Detainee inside his cell in Camp Delta at Guantanamo Bay Naval Base, Cuba |
A series of declassified memos from 2003 show that the Defense Department's top military lawyers raised strong objections to the Justice Department's proposed loose definition of torture.
In the separate memos, each of the top lawyers for the Army, Navy, Air Force, and Marines or their deputy questioned the wisdom of allowing aggressive interrogation techniques. The military lawyers were part of a Pentagon working group formed to examine interrogation tactics used on people detained in the anti-terrorist effort.
Eugene Fidell, a former military lawyer and president of the National Institute of Military Justice, says they had deep reservations about the effect that might have on U.S. soldiers as well as public opinion. "What you see is the uniformed lawyers saying, gee, some of this strikes us as illegal, much of it strikes us as unwise, and all of it, I believe, strikes us as contrary to the interests of U.S. servicemen," he said.
Major General Jack Rives, Deputy Judge Advocate General of the Army, wrote that approving what he called exceptional interrogation techniques could be interpreted as giving official approval to methods that members of the armed forces had always been taught were unlawful. He wrote that some of the proposed techniques amounted to violations of civilian and military law.
However, the uniformed lawyers' objections were overruled and the task force report was rejected by Defense Department General Counsel William J. Haynes.
The Bush administration has resisted attempts to put legal curbs on interrogation techniques because, officials say, they would restrict the president's ability to fight terrorism.
Robert Turner is co-founder of the Center for National Security Law at the University of Virginia, which happens to be located across from the street from the military's legal center and school. Mr. Turner, who served in the Pentagon and State Department and was counsel to the President's Intelligence Oversight Advisory Board under President Reagan, says Mr. Haynes made an erroneous but understandable decision.
"It was a horrible blunder. It was a tragic blunder. But I think that at the same time, in assessing it we need to understand that the people who were making the decisions were balancing protecting the rights of our adversaries against their desire to make sure the adversaries didn't kill more good guys," he said. "And so, I think it was probably an evil decision, or certainly a bad decision. I don't think it was made by evil people."
Mr. Fidell says he is surprised that at least some of the lawyers who objected did not resign from the service in protest. "None of the Judge Advocates General quit in protest," he said. "And I would have thought that, based on the quite diplomatically phrased memoranda, that there was enough anger and horror at what was going on that one or more of them would have resigned. And that didn't happen."
Senators Lindsey Graham, John McCain, and John Warner, all Republicans, have tacked on a measure to a pending defense bill that would set clear, uniform standards for military prisoner interrogations. They say such a measure would avoid any repetition of the kind of abuses that have been found at U.S. military prison facilities at Abu Ghraib prison in Iraq and Guantanamo Bay, Cuba. The amendment has strong support among Democrats as well as some Republicans.

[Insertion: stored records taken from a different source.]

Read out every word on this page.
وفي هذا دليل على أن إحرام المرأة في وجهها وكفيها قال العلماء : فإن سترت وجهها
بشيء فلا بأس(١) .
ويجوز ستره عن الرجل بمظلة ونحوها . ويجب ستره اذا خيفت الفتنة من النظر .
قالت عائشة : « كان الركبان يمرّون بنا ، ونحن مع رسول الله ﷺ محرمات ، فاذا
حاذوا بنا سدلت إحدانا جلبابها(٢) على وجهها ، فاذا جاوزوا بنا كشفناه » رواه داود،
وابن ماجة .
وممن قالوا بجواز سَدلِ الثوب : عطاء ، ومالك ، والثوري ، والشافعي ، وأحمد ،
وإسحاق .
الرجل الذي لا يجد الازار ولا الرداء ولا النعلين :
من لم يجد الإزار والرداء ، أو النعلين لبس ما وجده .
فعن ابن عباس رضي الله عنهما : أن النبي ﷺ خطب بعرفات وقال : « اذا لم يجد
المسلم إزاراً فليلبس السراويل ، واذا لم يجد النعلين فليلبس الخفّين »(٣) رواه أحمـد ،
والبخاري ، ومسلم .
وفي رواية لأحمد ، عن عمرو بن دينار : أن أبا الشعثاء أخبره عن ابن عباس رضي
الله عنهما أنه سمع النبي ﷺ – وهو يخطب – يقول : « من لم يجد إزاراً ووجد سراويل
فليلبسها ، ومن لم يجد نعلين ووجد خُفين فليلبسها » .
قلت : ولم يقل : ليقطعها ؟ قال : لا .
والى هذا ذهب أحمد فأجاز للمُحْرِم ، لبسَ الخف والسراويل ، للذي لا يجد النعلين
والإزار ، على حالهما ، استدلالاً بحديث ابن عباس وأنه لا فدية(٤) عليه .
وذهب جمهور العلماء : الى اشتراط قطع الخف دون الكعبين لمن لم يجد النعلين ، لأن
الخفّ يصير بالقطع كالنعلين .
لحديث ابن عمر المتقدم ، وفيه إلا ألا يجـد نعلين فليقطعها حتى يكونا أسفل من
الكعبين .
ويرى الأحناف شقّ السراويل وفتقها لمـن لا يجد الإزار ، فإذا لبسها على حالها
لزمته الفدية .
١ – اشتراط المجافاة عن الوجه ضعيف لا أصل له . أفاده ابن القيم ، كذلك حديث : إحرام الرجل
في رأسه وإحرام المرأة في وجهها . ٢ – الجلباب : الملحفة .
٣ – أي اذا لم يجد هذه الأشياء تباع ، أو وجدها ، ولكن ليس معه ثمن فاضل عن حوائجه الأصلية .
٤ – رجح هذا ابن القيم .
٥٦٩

But Vice President Dick Cheney has lobbied hard against the measure. The White House threatened a presidential veto if the bill comes out with that amendment tacked on. When the amendment was not withdrawn, Senate leaders suddenly yanked the overall defense bill from consideration Tuesday.
Meanwhile, the American Civil Liberties Union released documents on detainee treatment it obtained in a lawsuit. Although portions of the documents are blacked out, uncensored portions contain new and vivid descriptions of the alleged abuse of detainees, and the horrified reaction of some contract interrogators to some of the harsh methods employed by their military counterparts.
Mr. Fidell says the continuing revelations make it difficult to claim that the abuse of detainees was by scattered individuals and not the outcome of broad policy on interrogations.
"I've been one of those people who have been skeptical about whether the dots could be connected in this panorama," he said. "Right now, I'm less skeptical than I was yesterday."